Un jeu qu’il refuse de jouer

Comme bien des entraîneurs, Ramsay ne compte pas les heures pour préparer chacun des combats de ses protégés et accepte mal que quelqu’un s’attaque à eux pour les déconcentrer.

Sans surprise, il n’a pas tellement aimé que l’entraîneur de Gennady Golovkin, Abel Sanchez, dise que le Kazakh l’emporterait samedi en raison de son intelligence supérieure dans le ring.

« Quand les gens commencent à faire des commentaires de la sorte, c’est qu’ils sont nerveux, analyse Ramsay. Un gars comme Sanchez est habituellement très terre à terre et n’en met généralement pas plus épais qu’il ne le faut. C’est pourquoi je trouve ce qu’il a dit intéressant.

« Ç’aurait été facile pour moi de répondre en me préparant des répliques, mais je ne veux pas jouer à ce jeu-là. En tant qu’équipe, nous voulons nous comporter en meneurs et nous concentrer sur ce que David peut faire pour contrôler le combat. Je pourrai toujours dire que je veux, mais ça ne changera rien lorsque la cloche sonnera. Je ne serai pas dans le ring. »

Dans un univers tissé serré comme celui de la boxe, Ramsay sait également qu’il ne sert à rien d’attiser les tensions s’il désire conserver ses bonnes relations.
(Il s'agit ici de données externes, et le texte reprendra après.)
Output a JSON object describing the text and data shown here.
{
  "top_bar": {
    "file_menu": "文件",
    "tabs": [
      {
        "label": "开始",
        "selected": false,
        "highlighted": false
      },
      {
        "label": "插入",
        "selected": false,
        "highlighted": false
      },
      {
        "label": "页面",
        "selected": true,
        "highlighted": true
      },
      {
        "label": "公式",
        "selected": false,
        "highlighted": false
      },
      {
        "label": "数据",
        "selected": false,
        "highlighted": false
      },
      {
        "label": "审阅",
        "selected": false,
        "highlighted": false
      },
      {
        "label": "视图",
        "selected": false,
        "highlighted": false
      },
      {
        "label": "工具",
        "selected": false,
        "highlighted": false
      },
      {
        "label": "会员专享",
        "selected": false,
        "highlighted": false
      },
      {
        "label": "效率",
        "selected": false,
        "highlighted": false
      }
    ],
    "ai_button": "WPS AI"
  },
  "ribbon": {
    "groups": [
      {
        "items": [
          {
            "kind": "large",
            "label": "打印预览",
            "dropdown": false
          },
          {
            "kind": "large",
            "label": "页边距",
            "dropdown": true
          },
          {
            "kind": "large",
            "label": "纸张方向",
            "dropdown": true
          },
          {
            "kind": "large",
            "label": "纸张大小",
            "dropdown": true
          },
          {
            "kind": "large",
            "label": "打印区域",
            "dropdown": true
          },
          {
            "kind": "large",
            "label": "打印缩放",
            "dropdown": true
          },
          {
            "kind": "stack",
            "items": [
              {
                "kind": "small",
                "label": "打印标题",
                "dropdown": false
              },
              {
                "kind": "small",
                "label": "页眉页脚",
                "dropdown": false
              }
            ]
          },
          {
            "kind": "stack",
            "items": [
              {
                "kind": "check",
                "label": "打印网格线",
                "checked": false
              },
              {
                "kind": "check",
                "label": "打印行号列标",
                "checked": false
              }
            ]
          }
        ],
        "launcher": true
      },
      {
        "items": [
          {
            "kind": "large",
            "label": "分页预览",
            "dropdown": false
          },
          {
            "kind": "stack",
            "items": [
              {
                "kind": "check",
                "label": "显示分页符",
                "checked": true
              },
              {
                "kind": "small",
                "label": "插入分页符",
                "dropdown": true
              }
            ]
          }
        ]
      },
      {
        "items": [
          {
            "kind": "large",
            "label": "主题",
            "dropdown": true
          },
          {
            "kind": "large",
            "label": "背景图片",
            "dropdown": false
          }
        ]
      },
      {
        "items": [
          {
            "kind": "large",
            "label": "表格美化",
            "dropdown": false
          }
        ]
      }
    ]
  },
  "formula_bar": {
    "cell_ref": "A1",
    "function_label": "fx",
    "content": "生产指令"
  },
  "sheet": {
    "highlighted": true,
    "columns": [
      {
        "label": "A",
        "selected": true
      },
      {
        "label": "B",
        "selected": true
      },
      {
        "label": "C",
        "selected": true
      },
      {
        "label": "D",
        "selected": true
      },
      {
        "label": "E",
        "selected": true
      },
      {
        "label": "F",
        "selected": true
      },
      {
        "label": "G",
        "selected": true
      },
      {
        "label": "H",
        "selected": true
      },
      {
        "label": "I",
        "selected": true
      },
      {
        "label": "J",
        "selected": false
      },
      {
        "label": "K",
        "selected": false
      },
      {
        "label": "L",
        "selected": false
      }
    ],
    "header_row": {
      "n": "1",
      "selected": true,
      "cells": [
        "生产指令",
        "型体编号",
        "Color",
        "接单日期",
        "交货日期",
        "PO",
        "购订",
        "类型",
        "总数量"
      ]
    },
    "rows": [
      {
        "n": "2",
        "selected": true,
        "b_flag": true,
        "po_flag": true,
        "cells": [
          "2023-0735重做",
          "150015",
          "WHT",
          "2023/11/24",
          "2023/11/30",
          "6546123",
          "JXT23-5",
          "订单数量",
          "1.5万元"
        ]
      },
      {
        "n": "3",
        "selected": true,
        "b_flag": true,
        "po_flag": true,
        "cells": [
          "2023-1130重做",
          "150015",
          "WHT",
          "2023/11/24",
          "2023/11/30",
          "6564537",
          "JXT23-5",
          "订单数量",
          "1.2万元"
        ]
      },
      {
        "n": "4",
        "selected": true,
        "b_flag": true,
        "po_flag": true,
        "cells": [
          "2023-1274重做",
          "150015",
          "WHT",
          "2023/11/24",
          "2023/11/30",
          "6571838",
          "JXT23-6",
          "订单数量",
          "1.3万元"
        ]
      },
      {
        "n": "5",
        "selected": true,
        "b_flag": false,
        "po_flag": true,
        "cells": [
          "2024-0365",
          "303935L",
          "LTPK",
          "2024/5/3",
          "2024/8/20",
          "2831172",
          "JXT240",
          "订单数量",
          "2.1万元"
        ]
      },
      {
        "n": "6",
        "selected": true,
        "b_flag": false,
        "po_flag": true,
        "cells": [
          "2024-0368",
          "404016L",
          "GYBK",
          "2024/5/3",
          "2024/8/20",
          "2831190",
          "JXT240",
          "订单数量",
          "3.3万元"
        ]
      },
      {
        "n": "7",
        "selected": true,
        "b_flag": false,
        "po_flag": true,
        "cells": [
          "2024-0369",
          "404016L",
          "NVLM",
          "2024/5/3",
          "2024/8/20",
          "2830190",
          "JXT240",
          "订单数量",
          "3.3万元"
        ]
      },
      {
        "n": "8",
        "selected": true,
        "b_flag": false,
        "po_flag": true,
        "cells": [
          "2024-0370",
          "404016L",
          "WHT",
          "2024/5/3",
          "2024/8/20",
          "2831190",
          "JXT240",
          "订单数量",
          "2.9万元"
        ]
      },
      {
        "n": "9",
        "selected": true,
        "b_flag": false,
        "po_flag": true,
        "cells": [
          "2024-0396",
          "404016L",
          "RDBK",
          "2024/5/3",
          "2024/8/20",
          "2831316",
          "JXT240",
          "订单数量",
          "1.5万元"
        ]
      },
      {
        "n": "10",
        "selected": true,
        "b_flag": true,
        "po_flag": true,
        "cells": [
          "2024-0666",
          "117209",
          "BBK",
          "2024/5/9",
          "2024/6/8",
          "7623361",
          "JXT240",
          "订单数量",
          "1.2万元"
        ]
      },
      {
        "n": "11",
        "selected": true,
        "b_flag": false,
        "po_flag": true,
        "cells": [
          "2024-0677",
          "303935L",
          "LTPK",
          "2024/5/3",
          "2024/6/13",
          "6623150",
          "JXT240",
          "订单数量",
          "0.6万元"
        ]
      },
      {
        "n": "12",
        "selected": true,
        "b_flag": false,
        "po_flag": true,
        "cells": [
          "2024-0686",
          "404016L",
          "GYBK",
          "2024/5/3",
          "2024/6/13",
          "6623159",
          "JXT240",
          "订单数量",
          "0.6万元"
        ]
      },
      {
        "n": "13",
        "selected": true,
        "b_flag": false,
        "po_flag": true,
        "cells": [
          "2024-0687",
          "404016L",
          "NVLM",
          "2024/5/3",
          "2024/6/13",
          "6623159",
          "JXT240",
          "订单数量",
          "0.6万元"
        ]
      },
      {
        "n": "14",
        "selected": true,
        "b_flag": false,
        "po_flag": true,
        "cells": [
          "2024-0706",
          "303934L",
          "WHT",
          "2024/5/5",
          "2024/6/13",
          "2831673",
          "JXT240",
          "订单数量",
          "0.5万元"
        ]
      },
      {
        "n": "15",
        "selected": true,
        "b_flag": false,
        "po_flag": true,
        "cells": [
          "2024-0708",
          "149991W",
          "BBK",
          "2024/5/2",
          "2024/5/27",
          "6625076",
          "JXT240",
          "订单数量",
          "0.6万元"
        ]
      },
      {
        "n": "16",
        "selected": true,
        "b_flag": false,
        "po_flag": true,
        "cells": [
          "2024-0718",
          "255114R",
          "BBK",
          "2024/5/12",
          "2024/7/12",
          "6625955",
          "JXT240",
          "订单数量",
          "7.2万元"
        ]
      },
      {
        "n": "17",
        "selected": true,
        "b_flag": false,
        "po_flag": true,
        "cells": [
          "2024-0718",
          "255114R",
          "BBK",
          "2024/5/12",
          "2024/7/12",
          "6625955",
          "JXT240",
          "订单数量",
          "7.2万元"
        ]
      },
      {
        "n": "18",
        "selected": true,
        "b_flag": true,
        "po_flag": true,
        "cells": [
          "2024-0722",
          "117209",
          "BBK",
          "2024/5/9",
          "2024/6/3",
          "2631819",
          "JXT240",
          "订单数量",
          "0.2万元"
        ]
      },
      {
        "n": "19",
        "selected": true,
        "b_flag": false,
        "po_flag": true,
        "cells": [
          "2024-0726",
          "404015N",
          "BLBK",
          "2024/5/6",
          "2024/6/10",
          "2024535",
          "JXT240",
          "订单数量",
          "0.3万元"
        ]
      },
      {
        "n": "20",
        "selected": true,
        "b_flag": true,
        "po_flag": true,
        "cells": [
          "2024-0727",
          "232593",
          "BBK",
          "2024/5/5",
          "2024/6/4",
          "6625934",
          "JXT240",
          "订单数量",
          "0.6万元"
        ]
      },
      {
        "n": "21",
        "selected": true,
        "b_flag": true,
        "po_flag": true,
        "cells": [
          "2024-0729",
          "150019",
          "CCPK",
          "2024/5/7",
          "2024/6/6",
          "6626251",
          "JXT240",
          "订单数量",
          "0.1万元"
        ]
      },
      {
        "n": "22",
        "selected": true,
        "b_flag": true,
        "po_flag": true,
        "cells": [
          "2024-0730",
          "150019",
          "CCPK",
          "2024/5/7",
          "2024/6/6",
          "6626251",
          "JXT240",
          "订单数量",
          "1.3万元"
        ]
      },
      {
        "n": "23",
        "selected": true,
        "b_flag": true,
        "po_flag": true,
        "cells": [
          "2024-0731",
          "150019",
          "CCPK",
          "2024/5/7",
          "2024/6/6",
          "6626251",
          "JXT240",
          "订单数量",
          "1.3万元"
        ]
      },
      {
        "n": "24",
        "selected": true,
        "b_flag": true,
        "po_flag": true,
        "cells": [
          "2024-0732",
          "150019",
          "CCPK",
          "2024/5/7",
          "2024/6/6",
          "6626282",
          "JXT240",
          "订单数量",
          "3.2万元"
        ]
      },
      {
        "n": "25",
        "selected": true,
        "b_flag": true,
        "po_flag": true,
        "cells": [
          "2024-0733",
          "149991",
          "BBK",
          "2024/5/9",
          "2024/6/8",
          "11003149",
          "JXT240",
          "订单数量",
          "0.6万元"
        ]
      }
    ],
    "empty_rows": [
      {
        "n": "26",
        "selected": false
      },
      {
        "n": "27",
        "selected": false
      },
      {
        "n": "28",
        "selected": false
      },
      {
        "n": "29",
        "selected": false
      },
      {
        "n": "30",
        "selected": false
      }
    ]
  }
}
Concrètement, la bonne réputation de Ramsay lui a donné accès aux meilleurs partenaires d’entraînement pour Lemieux. D’ailleurs, Ramsay voue beaucoup de respect à Sanchez qu’il connaît très bien.

« Nous avons fait des camps d’entraînement ensemble à Big Bear Lake en Californie et nous savons comment nous travaillons, avoue Ramsay. C’est un type très professionnel qui s’occupe de tous les détails, car il consacre toutes ses énergies à la boxe. Il sait aussi que je mets le paquet dans chacun de mes projets. Mais pour le moment, nous sommes des adversaires. »

Heureusement, Ramsay sait qu’il n’aura pas à ramasser Lemieux à la petite cuillère, lui qui gagne en confiance plus le grand soir approche. Un souci de moins pour l’entraîneur qui en aura encore plus sur les bras d’ici à ce que la cloche annonçant le début du combat se fasse entendre.